En conclusionL’autophagie est une grande découverte. Elle connait un certain phénomène de mode (parallèle à celle du jeune intermittent) ces dernières années. Ce n’est toutefois pas une nouvelle technique de réjuvénation ni une pilule magique, mais une fonction normale de nos cellules, que nous utilisons tous. Il y a donc 2 cas de figures :
- notre autophagie est ralentie ou affaiblie (par l’âge, par une alimentation trop riche, trop sucrée, trop fréquente, un manque de sommeil, un surmenage, etc…). Dans ce cas, nous avons tout à gagner à la stimuler et des résultats devraient être évidents. Comme par hasard, cela se fera surtout en améliorant notre hygiène de vie (manger moins souvent (voire manger moins), bouger, prendre des temps de repos…). Et si c’était cela le plus important ?
- notre autophagie a déjà un bon niveau de fonctionnement. Dans ce cas, on peut penser que sa stimulation nous renforcera (comme avec l’hormèse) et ça sera possiblement le cas. Jusqu’à quel point ? C’est difficile à dire mais n’oublions pas que la science tend aussi à montrer que trop d’autophagie peut être néfaste pour la santé.

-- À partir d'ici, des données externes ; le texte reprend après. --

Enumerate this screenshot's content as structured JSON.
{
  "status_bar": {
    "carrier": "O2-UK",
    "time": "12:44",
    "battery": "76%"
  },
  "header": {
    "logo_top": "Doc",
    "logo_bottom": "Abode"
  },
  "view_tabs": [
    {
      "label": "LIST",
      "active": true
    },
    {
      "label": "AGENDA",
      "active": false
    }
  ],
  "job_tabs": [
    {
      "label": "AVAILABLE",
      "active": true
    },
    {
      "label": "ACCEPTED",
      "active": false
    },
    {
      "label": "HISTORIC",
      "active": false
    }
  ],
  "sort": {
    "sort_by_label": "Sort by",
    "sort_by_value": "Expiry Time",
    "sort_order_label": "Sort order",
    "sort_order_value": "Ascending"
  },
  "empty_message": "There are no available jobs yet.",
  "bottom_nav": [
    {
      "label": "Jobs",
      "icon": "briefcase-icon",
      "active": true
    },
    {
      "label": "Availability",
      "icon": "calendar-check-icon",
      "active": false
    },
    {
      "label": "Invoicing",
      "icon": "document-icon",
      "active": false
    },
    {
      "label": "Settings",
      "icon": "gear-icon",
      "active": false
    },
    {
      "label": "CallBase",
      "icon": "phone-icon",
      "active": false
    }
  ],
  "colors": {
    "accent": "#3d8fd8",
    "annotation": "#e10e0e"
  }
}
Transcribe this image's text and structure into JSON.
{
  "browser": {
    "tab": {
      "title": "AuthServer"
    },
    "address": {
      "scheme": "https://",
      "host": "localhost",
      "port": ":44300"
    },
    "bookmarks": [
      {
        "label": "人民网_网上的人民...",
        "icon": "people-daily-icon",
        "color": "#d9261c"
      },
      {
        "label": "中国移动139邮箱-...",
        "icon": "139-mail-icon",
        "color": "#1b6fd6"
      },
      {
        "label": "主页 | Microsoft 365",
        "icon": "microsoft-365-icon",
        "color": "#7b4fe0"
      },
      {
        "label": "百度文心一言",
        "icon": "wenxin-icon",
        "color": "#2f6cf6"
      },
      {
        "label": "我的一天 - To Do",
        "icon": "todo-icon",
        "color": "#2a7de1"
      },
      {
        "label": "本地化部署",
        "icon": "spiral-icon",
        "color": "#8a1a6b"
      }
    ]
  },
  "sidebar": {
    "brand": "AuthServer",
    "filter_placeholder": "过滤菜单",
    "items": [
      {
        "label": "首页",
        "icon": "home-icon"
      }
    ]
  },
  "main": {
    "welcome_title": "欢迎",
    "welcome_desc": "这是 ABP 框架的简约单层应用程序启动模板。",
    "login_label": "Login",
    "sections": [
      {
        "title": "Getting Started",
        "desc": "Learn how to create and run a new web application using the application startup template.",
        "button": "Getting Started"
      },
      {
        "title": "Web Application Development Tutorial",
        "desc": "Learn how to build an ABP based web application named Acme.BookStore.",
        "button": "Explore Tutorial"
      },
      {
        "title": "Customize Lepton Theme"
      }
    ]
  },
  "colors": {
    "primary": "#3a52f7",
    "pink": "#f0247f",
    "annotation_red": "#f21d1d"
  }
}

Une fois de plus, c’est la voie du milieu que nous recommandons. Evitez les extrêmes, la santé est un équilibre.
Il est logique de chercher à activer son autophagie pour lutter contre les effets indésirables de l’âge, et en particulier les risques de maladies dégénératives. Rien ne prouve à ce jour que vous vivrez 120 ans grâce à cela mais vous augmenterez certainement votre vitalité. C’est déjà très bien.
Les remèdes naturels proposés pour cela ont également d’autres effets anti-âge. Certains sont anti-oxydants ou anti-glycation, d’autres protègent nos mitochondries, sont sénolytiques*, etc… Les utiliser par cures de 2 ou 3 mois dans le cadre d’une amélioration globale de l’hygiène de vie pourra être judicieux et permettra de se faire une idée des résultats. Certains auteurs proposent des programmes sur plusieurs semaines allant dans ce sens. Nous pensons qu’il n’y a pas une méthode unique pour tout le monde mais qu’il faut la configurer selon la constitution de chaque personne pour en tirer tous les bienfaits.
Quant aux jeunes courts et/ou intermittents, ils ne présentent pas de risques pour la santé malgré bien des sottises que l’on a pu entendre comme « il ne faut surtout pas sauter un repas« , « le jeûne fait perdre du muscle qu’on ne reprend jamais« , « quand on jeûne, il ne faut rien faire« , etc… Alors, en l’adaptant toujours à son cas personnel, pourquoi ne pas essayer pour se faire une idée ?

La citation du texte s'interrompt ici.